Wintersturm Johannes: 40.000 Haushalte ohne Strom – Chaos in Skandinavien!
Wintersturm Johannes verursacht Chaos in Skandinavien: 40.000 Haushalte ohne Strom, zahlreiche Verkehrsbehinderungen und schwere Unwetterwarnungen.

Wintersturm Johannes: 40.000 Haushalte ohne Strom – Chaos in Skandinavien!
Der Wintersturm Johannes hat in Skandinavien verheerende Auswirkungen verursacht, die zu massiven Stromausfällen und Verkehrsbehinderungen geführt haben. Insgesamt sind rund 40.000 Haushalte in Schweden ohne Strom. Auch Norwegen ist stark betroffen, während die Situation in Finnland ebenfalls ernst ist, da sowohl Flugverbindungen als auch Stromversorgung beeinträchtigt sind.
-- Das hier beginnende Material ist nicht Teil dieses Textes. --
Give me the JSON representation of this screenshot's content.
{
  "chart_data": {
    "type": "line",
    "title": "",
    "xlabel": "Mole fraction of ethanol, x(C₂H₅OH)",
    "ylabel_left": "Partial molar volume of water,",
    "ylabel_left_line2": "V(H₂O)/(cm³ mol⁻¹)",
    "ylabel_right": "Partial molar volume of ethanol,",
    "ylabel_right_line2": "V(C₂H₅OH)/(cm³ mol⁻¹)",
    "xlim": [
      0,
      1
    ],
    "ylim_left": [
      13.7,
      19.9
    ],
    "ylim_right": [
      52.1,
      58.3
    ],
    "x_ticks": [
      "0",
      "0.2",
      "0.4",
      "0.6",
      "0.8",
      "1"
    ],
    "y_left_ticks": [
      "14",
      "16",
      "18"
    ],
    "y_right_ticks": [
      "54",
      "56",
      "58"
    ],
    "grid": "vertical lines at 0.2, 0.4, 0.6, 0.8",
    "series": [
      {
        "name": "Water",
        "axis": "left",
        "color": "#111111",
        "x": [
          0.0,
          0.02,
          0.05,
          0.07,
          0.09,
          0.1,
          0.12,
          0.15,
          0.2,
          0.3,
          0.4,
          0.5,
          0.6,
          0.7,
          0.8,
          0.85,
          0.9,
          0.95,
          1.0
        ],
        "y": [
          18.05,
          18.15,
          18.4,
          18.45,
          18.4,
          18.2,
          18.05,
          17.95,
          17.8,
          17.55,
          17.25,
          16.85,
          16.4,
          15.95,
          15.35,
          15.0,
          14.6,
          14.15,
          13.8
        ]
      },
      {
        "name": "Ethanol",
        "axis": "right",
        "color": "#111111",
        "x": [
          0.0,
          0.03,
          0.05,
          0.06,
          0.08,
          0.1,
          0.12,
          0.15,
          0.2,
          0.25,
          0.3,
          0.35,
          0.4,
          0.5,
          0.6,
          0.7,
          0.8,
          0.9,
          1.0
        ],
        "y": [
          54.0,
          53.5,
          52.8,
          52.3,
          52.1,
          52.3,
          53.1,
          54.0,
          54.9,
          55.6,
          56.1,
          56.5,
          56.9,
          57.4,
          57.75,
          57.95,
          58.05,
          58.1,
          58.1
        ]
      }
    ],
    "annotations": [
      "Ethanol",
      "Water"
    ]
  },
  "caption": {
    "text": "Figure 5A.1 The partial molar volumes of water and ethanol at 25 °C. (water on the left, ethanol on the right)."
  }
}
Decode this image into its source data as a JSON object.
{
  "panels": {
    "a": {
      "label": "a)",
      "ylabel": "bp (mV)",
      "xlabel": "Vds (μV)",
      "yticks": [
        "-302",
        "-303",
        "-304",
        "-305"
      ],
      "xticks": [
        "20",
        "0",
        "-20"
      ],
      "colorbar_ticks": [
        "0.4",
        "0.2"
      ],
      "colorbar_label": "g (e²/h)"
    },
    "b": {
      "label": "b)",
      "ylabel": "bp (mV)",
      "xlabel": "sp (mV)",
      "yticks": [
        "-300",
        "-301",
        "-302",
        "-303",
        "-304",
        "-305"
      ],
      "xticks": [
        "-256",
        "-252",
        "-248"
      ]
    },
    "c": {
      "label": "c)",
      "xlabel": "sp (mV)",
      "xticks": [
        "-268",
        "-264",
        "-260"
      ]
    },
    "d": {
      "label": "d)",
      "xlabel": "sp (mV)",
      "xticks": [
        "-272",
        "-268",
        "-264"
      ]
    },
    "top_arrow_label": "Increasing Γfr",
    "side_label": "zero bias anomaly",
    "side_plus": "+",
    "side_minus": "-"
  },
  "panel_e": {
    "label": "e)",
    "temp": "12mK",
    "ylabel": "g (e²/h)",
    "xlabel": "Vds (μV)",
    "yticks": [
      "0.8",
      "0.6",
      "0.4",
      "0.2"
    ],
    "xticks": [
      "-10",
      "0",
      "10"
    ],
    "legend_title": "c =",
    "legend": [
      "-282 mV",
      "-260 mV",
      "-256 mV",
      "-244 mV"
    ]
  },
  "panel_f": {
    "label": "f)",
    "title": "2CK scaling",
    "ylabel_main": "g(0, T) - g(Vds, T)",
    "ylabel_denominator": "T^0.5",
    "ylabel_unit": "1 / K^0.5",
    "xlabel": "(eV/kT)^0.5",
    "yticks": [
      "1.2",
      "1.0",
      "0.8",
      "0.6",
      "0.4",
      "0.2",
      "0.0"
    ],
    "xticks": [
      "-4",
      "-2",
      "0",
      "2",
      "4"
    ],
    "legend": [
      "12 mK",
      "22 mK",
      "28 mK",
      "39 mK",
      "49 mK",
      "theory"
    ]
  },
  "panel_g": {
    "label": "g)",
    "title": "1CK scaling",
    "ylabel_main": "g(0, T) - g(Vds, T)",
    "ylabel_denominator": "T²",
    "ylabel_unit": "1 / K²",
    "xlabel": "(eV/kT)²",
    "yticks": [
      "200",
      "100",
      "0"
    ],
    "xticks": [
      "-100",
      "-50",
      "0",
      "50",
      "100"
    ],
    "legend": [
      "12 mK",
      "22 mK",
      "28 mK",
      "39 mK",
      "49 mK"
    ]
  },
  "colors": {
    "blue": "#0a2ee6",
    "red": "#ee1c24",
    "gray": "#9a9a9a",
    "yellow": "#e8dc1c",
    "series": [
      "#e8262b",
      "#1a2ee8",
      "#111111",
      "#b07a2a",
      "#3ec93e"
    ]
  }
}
Die extremen Wetterbedingungen haben sogar in Schweden Windgeschwindigkeiten erreicht, die denen eines Hurrikans ähneln, was zu überfluteten Straßen und herabfallenden Ästen geführt hat. Besonders tragisch ist der Tod eines Mannes in Sandviken, der durch einen herabfallenden Ast ums Leben kam.
Das Chaos im Verkehr ist ebenso alarmierend. In Schweden fielen zahlreiche Zugverbindungen aus, und Reisende sehen sich mit Verspätungen und Streckensperrungen im Bahn-, Fähr- und Luftverkehr konfrontiert. Auch in Norwegen meldeten die Behörden erhebliche Probleme, darunter Erdrutschwarnungen in mehreren Gemeinden.Vienna.at berichtet, dass über die Hälfte Schwedens von den Auswirkungen betroffen ist.
Schäden und Ausfälle
Die heftigen Unwetter haben nicht nur zu Stromausfällen geführt. In der Region Västernorrland wurden auch Überschwemmungen gemeldet. Ein schwerer Vorfall ereignete sich in der Nähe von Hudiksvall, wo zwei Waggons eines Passagierzuges entgleisten. Dies geschah, nachdem der Bahndamm aufgrund der starken Regenfälle nachgab, was zu Verletzungen von drei Personen führte, deren Schwere bislang unklar bleibt.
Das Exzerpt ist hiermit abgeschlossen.